Casual Play Astrogation

Gamma Mitter Vesper 3k(44)-13e (Arctostaphy)

Between-space spirals open to a vista of stars, and suddenly you're settling into a high orbit around a world cloaked in a heavy cover of brown and yellow clouds. Initial scans turn up high levels of methane and sulfur dioxide, but their points of concentration and their relative purity strike you as unnatural. The world doesn't seem volcanically active, actually seems unusually placid, with low hills and gullies instead of deep valleys and soaring mountain ranges. Even more intriguing, deeper scans pick up the traces of a native atmosphere composed primarily of argon and neon that has been mostly displaced by what you might label as industrial contaminants if they weren't occurring in such high concentrations. Curious about their source, you set free a mote-probe, follow it through the thick and muddied atmosphere until you reach the sickly seas, the haze hanging only a few meters off the gentle waves.

Immediately, the sensors on your mote-probe pick up and differentiate two entirely different ecosystems of bacteria locked in a war for survival with each other. For a moment, you attempt to identify which is the native ecology and which is the alien– and then you look to the shore of an approaching continent and see something even more intriguing.
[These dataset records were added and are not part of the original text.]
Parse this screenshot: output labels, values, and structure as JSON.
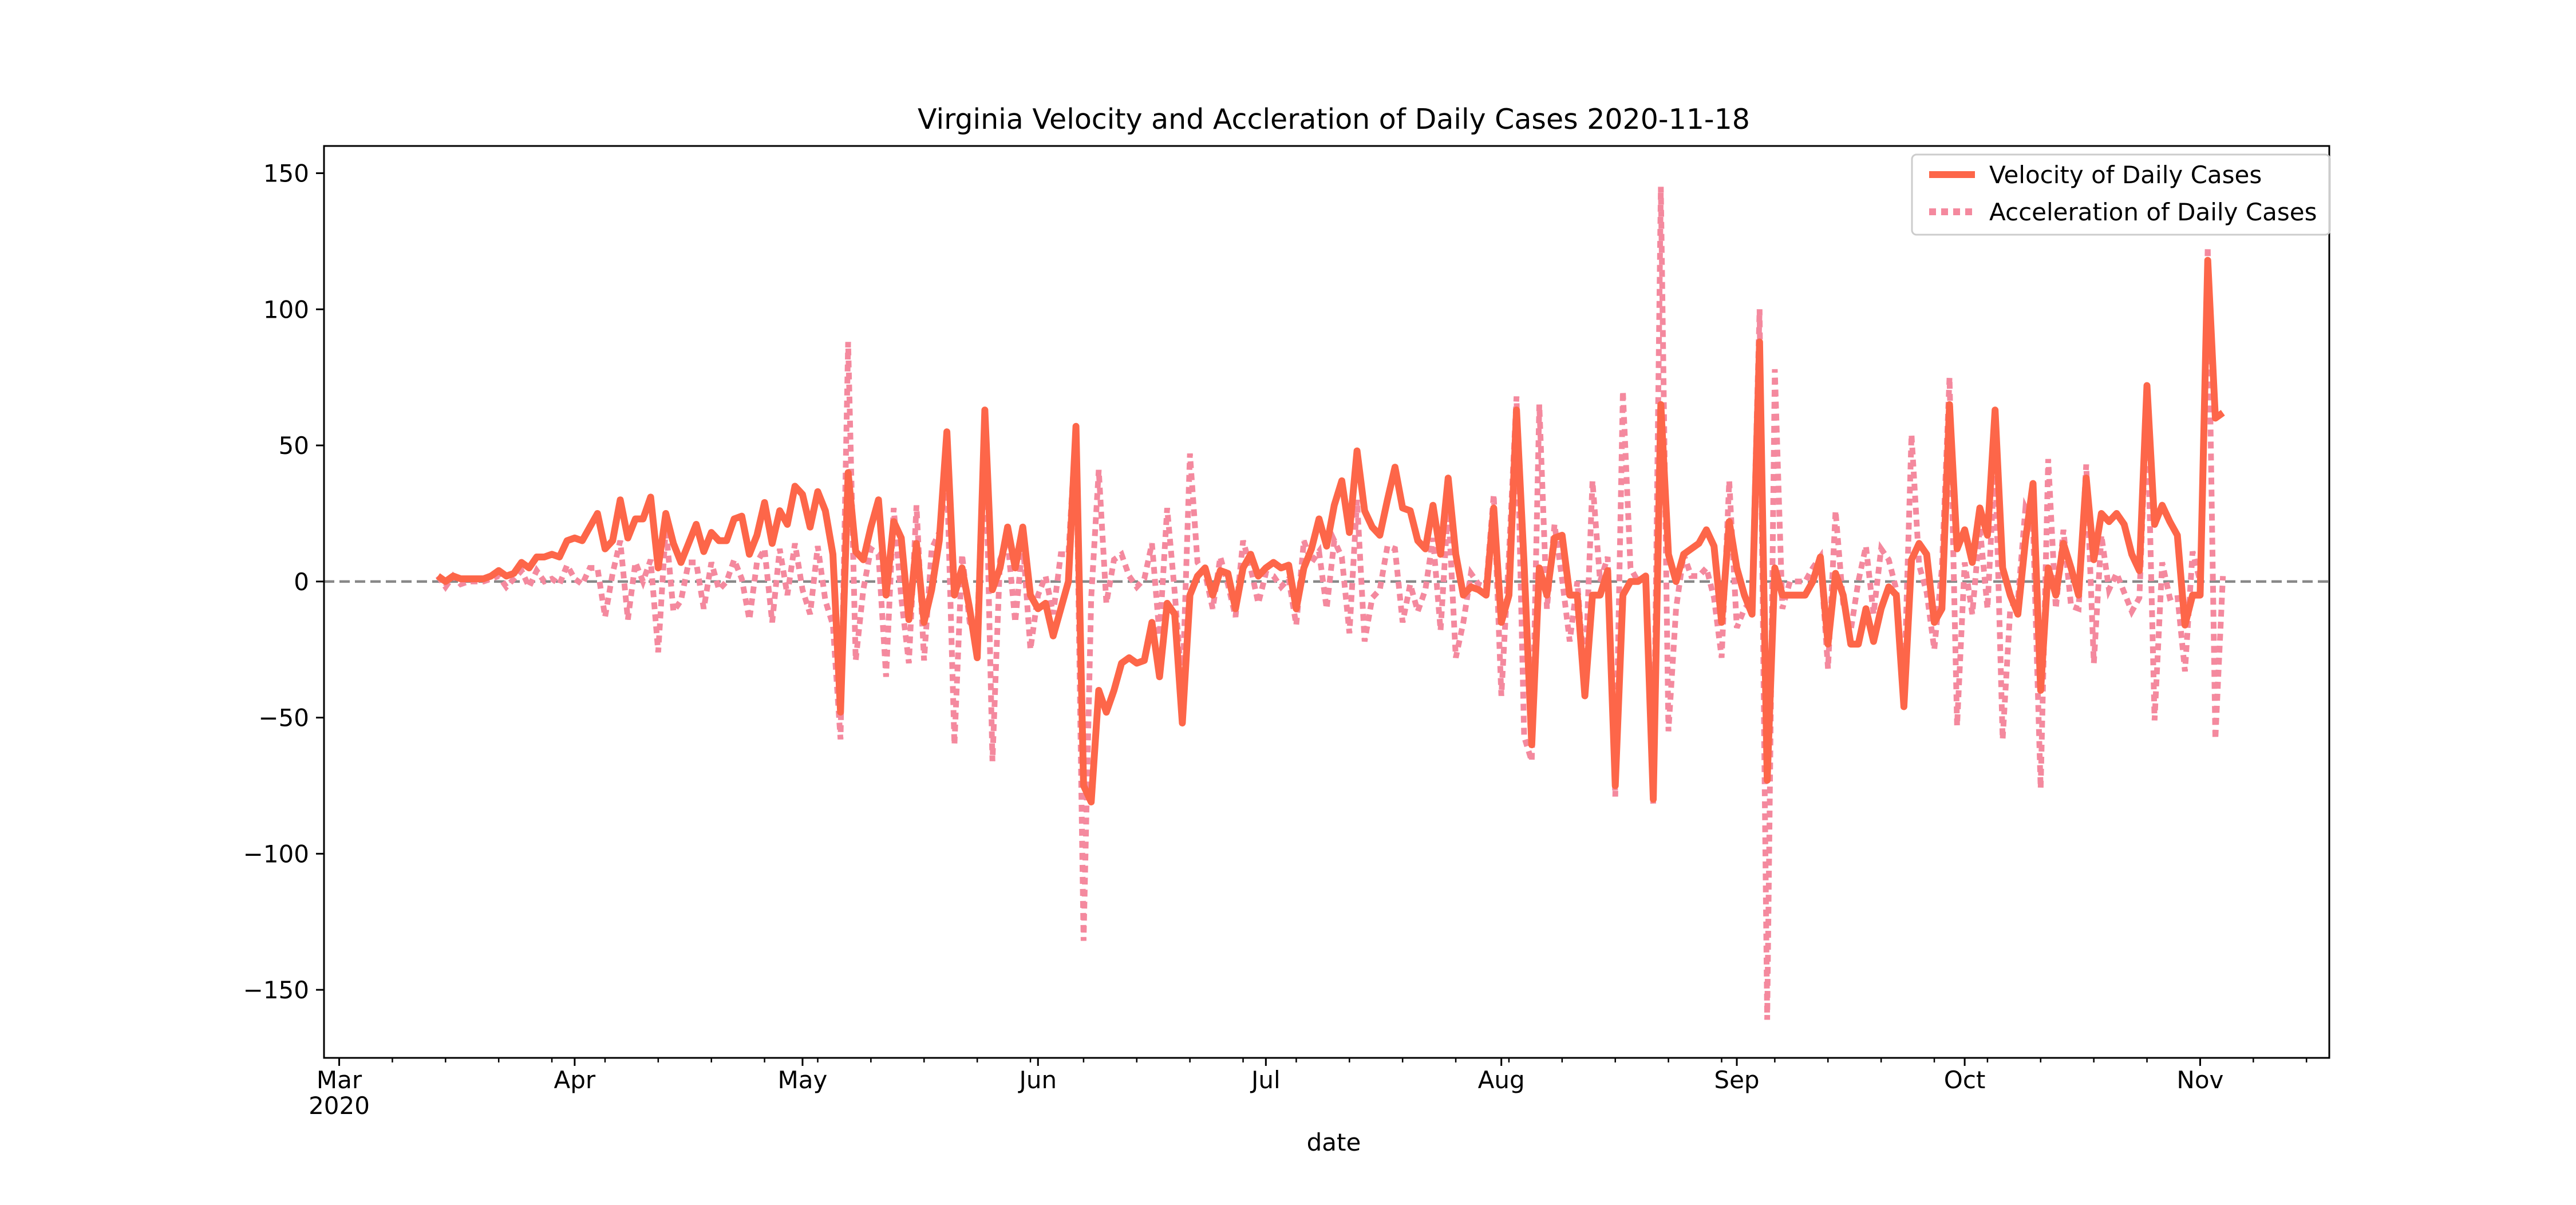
{
  "chart_data": {
    "type": "line",
    "title": "Virginia Velocity and Accleration of Daily Cases 2020-11-18",
    "xlabel": "date",
    "ylabel": "",
    "x_start": "2020-03-14",
    "x_end": "2020-11-18",
    "xlim": [
      "2020-02-28",
      "2020-11-18"
    ],
    "ylim": [
      -175,
      160
    ],
    "y_ticks": [
      -150,
      -100,
      -50,
      0,
      50,
      100,
      150
    ],
    "y_tick_labels": [
      "−150",
      "−100",
      "−50",
      "0",
      "50",
      "100",
      "150"
    ],
    "x_ticks": [
      {
        "date": "2020-03-01",
        "label": "Mar",
        "sublabel": "2020"
      },
      {
        "date": "2020-04-01",
        "label": "Apr"
      },
      {
        "date": "2020-05-01",
        "label": "May"
      },
      {
        "date": "2020-06-01",
        "label": "Jun"
      },
      {
        "date": "2020-07-01",
        "label": "Jul"
      },
      {
        "date": "2020-08-01",
        "label": "Aug"
      },
      {
        "date": "2020-09-01",
        "label": "Sep"
      },
      {
        "date": "2020-10-01",
        "label": "Oct"
      },
      {
        "date": "2020-11-01",
        "label": "Nov"
      }
    ],
    "legend_position": "top-right",
    "grid": false,
    "zero_line": {
      "y": 0,
      "style": "dashed",
      "color": "#888888"
    },
    "series": [
      {
        "name": "Velocity of Daily Cases",
        "color": "#fd6649",
        "style": "solid",
        "values": [
          2,
          0,
          2,
          1,
          1,
          1,
          1,
          2,
          4,
          2,
          3,
          7,
          5,
          9,
          9,
          10,
          9,
          15,
          16,
          15,
          20,
          25,
          12,
          15,
          30,
          16,
          23,
          23,
          31,
          5,
          25,
          14,
          7,
          14,
          21,
          11,
          18,
          15,
          15,
          23,
          24,
          10,
          17,
          29,
          14,
          26,
          21,
          35,
          32,
          20,
          33,
          26,
          10,
          -48,
          40,
          11,
          8,
          20,
          30,
          -5,
          22,
          16,
          -14,
          14,
          -15,
          -3,
          15,
          55,
          -5,
          5,
          -10,
          -28,
          63,
          -3,
          5,
          20,
          5,
          20,
          -5,
          -10,
          -8,
          -20,
          -10,
          0,
          57,
          -75,
          -81,
          -40,
          -48,
          -40,
          -30,
          -28,
          -30,
          -29,
          -15,
          -35,
          -8,
          -12,
          -52,
          -5,
          2,
          5,
          -5,
          4,
          3,
          -10,
          5,
          10,
          2,
          5,
          7,
          5,
          6,
          -10,
          5,
          12,
          23,
          13,
          28,
          37,
          18,
          48,
          26,
          20,
          17,
          30,
          42,
          27,
          26,
          15,
          12,
          28,
          10,
          38,
          10,
          -5,
          -2,
          -3,
          -5,
          27,
          -15,
          -5,
          63,
          6,
          -60,
          5,
          -5,
          16,
          17,
          -5,
          -5,
          -42,
          -5,
          -5,
          4,
          -75,
          -5,
          0,
          0,
          2,
          -80,
          65,
          10,
          0,
          10,
          12,
          14,
          19,
          13,
          -15,
          22,
          5,
          -5,
          -12,
          88,
          -73,
          5,
          -5,
          -5,
          -5,
          -5,
          0,
          9,
          -23,
          3,
          -5,
          -23,
          -23,
          -10,
          -22,
          -10,
          -2,
          -5,
          -46,
          8,
          14,
          10,
          -15,
          -10,
          65,
          12,
          19,
          7,
          27,
          17,
          63,
          5,
          -5,
          -12,
          15,
          36,
          -40,
          5,
          -5,
          14,
          5,
          -5,
          38,
          8,
          25,
          22,
          25,
          21,
          10,
          4,
          72,
          21,
          28,
          22,
          17,
          -16,
          -5,
          -5,
          118,
          60,
          62
        ]
      },
      {
        "name": "Acceleration of Daily Cases",
        "color": "#f4899e",
        "style": "dotted",
        "values": [
          2,
          -2,
          2,
          -1,
          0,
          0,
          0,
          1,
          2,
          -2,
          1,
          4,
          -2,
          4,
          0,
          1,
          -1,
          6,
          1,
          -1,
          5,
          5,
          -13,
          3,
          15,
          -14,
          7,
          0,
          8,
          -26,
          20,
          -11,
          -7,
          7,
          7,
          -10,
          7,
          -3,
          0,
          8,
          1,
          -14,
          7,
          12,
          -15,
          12,
          -5,
          14,
          -3,
          -12,
          13,
          -7,
          -16,
          -58,
          88,
          -29,
          -3,
          12,
          10,
          -35,
          27,
          -6,
          -30,
          28,
          -29,
          12,
          18,
          40,
          -60,
          10,
          -15,
          -18,
          62,
          -66,
          8,
          15,
          -15,
          15,
          -25,
          -5,
          2,
          -12,
          10,
          10,
          57,
          -132,
          -6,
          41,
          -8,
          8,
          10,
          2,
          -2,
          1,
          14,
          -20,
          27,
          -4,
          -40,
          47,
          7,
          3,
          -10,
          9,
          -1,
          -13,
          15,
          5,
          -8,
          3,
          2,
          -2,
          1,
          -16,
          15,
          7,
          11,
          -10,
          15,
          9,
          -19,
          30,
          -22,
          -6,
          -3,
          13,
          12,
          -15,
          -1,
          -11,
          -3,
          16,
          -18,
          28,
          -28,
          -15,
          3,
          -1,
          -2,
          32,
          -42,
          10,
          68,
          -57,
          -66,
          65,
          -10,
          21,
          1,
          -22,
          0,
          -37,
          37,
          0,
          9,
          -79,
          70,
          5,
          0,
          2,
          -82,
          145,
          -55,
          -10,
          10,
          2,
          2,
          5,
          -6,
          -28,
          37,
          -17,
          -10,
          -7,
          100,
          -161,
          78,
          -10,
          0,
          0,
          0,
          5,
          9,
          -32,
          26,
          -8,
          -18,
          0,
          13,
          -12,
          12,
          8,
          -3,
          -41,
          54,
          6,
          -4,
          -25,
          5,
          75,
          -53,
          7,
          -12,
          20,
          -10,
          46,
          -58,
          -10,
          -7,
          27,
          21,
          -76,
          45,
          -10,
          19,
          -9,
          -10,
          43,
          -30,
          17,
          -3,
          3,
          -4,
          -11,
          -6,
          68,
          -51,
          7,
          -6,
          -5,
          -33,
          11,
          0,
          123,
          -58,
          2
        ]
      }
    ]
  }
}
Towers, thin and spindly, dozens of meters tall, rise from the surface by the hundreds, ascend into the low-hanging cloud cover. Where the towers disappear into the mottled haze, massive sacks sag from their sides like clusters of bizarre fruit, each distended pouch huge within loose-hanging, leathery skin. Initial readings find them teeming with bacteria, each thick with a soup of nutrients and strange, almost embryonic shapes that defy definition– and soon you realize that the spires themselves are the source of the cloudcover, that each tower is a living structure, like trees of resin and meat that breathe in the native atmosphere close to the ground and expel the alien contaminants where their spire tips pierce the sky.

How they got here, what their ultimate purpose is, what species seeded them into the mild soil of this little world– there's no way to tell. Their function, their efficiency of design and the sacks hanging ponderously from their sky-stabbing tips point more to engineering than to evolution, but whether the alien tree-towers were grown to terraform, to incubate, to protect or were placed for some other unknowable purpose, you can only speculate.

There are no other relics, no caretakers, no machines, no signs of a delivery system. Nothing but the tree-towers, the billowing, toxic clouds and the beleaguered native land. You could wait in the hopes that whoever planted the spires might return someday, but with no way to know how long you'd be waiting, you decide against it. It's enough to make a notation in the network, to send your observations along for other interested explorers to pick over and speculate on. For you, there are other worlds to visit, other mysteries to uncover, and so you set a return course in the sliver of mind within the mote-probe, spin up your ship's phase drive and prepare to make the jump back to between-space.